Something has to happen though, because this issue will never fade away until it is resolved. As history shows, when two groups have a conflict, it either gets solved through peaceful negotiations or through violence. I hope this situation gets resolved peacefully. A debt most definitely exists and repayment is not subject to asking or begging. It must be demanded and it must be paid.

Rating: 1 stars
Summary: Forget it
Review: The author fails to appreciate that the 246 years of slavery for blacks ended by the debt being paid by mostly white soldiers, and paid in blood.

Rating: 3 stars
Summary: Heritage
Review: This is a provocative book. It has a position to advocate and is written in that style. Robinson does, I believe, hold the moral high ground. I have been to Dachau, and I am mystified why America has drawn such a curtain over its history of slavery. We are all a combination of good and evil (at least Christianity teaches that -- as well as history), and we won't grow unless we acknowledge our own evils and make amends for them. That goes for societies as well as for individuals. African Americans have a better American pedigree than many, if not most, European Americans. After all, the majority of the ancestors of European Americans came here in the 19th and 20th Centuries, while the ancestors of almost all African Americans came here before that time. While the later arriving European Americans might not have personally participated in slavery (and may have even fought against it), they do owe it to African Americans, as their older American sisters and brothers, to participate in making them whole, and in giving them the respect they deserve precisely as Americans.

Rating: 5 stars
Summary: The Debt - What America Owes to Blacks
Review: Randall Robinson is a brave, brave man. A fine and fearless historian. A passionate historian. Reading him isn't about agreeing or not. Reading him is about experiencing his perceptions and feelings and waking up to more consciousness and more responsibility.

I fear that this book will be treasured among a too small circle of readers. I find that people are embarrassed by this idea. People who hear of the idea of the debt usually say, Well I don't know if I agree with him.

It is okay to disagree ... because the book is about so much more than reparation. This is excellent writing ... a powerful beautiful stunning work ... literature and history and poetry and music and social provocation.

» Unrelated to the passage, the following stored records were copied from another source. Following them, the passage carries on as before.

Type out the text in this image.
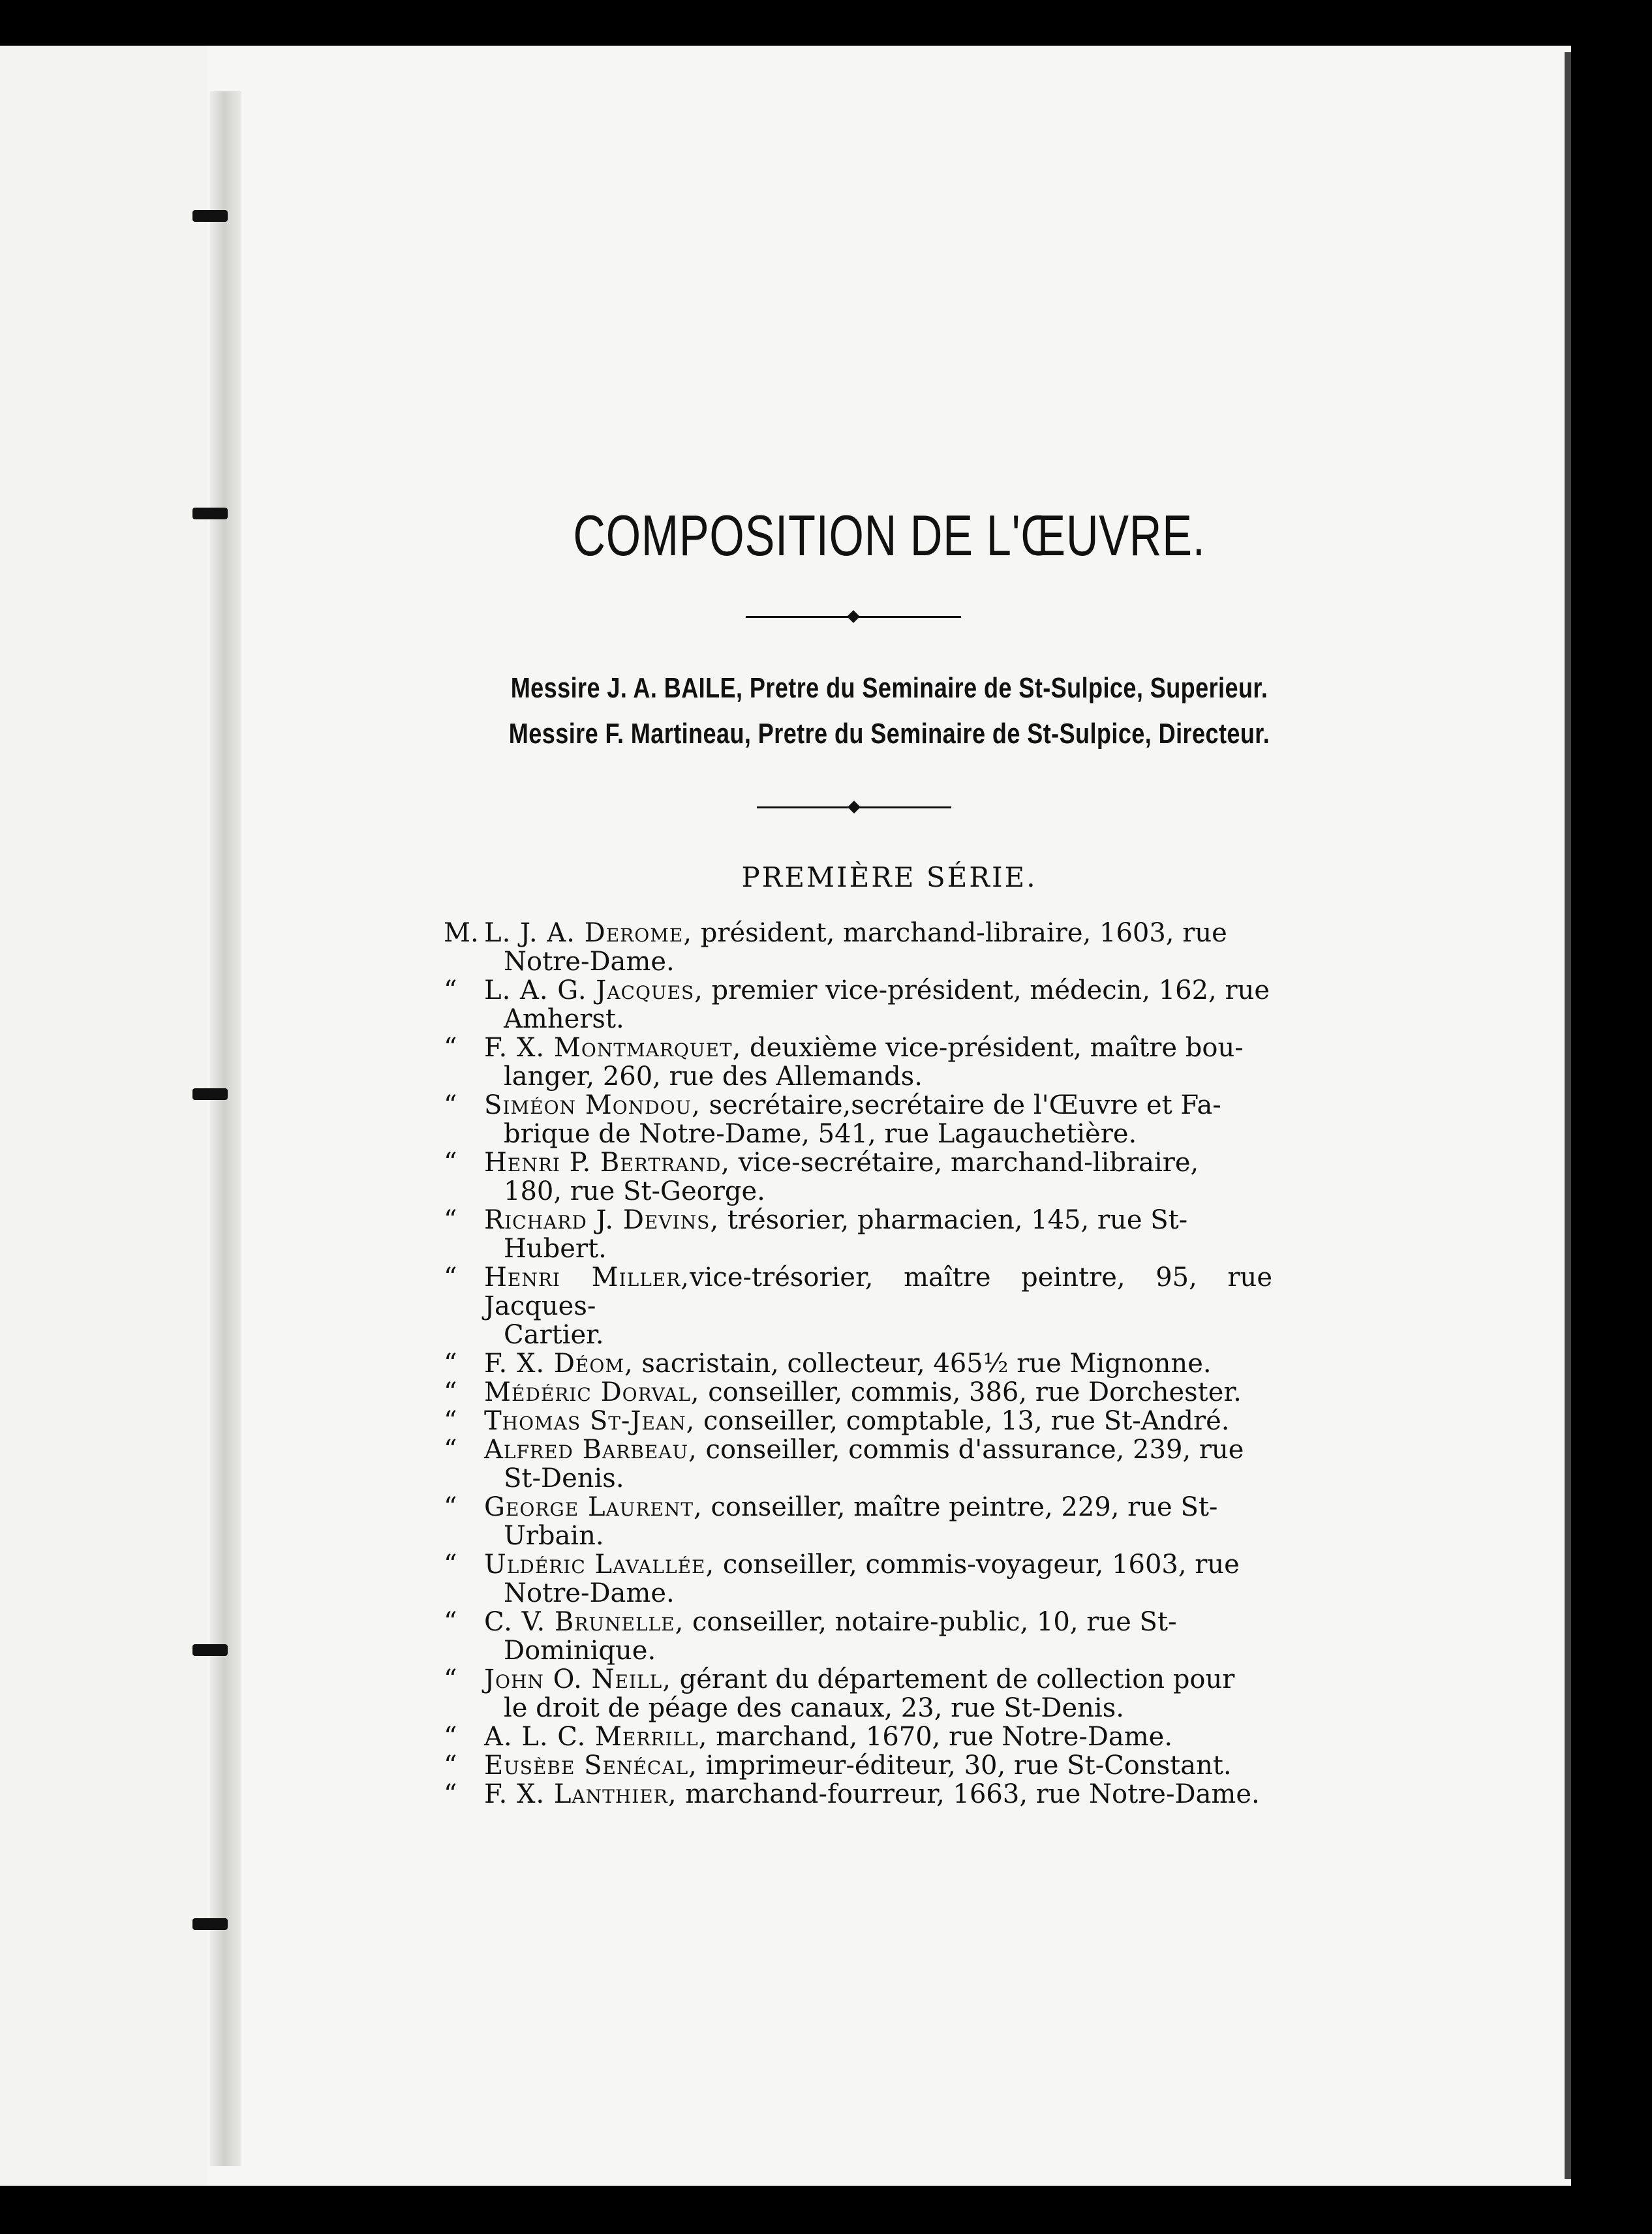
COMPOSITION DE L'ŒUVRE.
Messire J. A. BAILE, Pretre du Seminaire de St-Sulpice, Superieur.
Messire F. Martineau, Pretre du Seminaire de St-Sulpice, Directeur.
PREMIÈRE SÉRIE.
M. L. J. A. Derome, président, marchand-libraire, 1603, rue
Notre-Dame.
“	L. A. G. Jacques, premier vice-président, médecin, 162, rue
Amherst.
“	F. X. Montmarquet, deuxième vice-président, maître bou-
langer, 260, rue des Allemands.
“	Siméon Mondou, secrétaire,secrétaire de l'Œuvre et Fa-
brique de Notre-Dame, 541, rue Lagauchetière.
“	Henri P. Bertrand, vice-secrétaire, marchand-libraire,
180, rue St-George.
“	Richard J. Devins, trésorier, pharmacien, 145, rue St-
Hubert.
“	Henri Miller,vice-trésorier, maître peintre, 95, rue Jacques-
Cartier.
“	F. X. Déom, sacristain, collecteur, 465½ rue Mignonne.
“	Médéric Dorval, conseiller, commis, 386, rue Dorchester.
“	Thomas St-Jean, conseiller, comptable, 13, rue St-André.
“	Alfred Barbeau, conseiller, commis d'assurance, 239, rue
St-Denis.
“	George Laurent, conseiller, maître peintre, 229, rue St-
Urbain.
“	Uldéric Lavallée, conseiller, commis-voyageur, 1603, rue
Notre-Dame.
“	C. V. Brunelle, conseiller, notaire-public, 10, rue St-
Dominique.
“	John O. Neill, gérant du département de collection pour
le droit de péage des canaux, 23, rue St-Denis.
“	A. L. C. Merrill, marchand, 1670, rue Notre-Dame.
“	Eusèbe Senécal, imprimeur-éditeur, 30, rue St-Constant.
“	F. X. Lanthier, marchand-fourreur, 1663, rue Notre-Dame.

Robinson might be talking about investing some reparation money in educational opportunity for black people, and this might be controversial, but for me, reading this book is feeling strongly that it is not white people Robinson wants to waken but black people ... white people may be indifferent, oblivious, and evasive ... but black people haven't had a paradigm safe enough to realize their own predicament. This is Robinson's concern ... And his work is wondrous to read. The Debt should be required reading wherever reading is required.

I fear it will be overlooked after the fashion of Amistad and Beloved ... and this would be a shame ... for there's a stirring excellence in this work and it is a privilege to experience it.

I recommend this book to anyone who can read ... and if you know someone who cannot read, this book can be read out loud.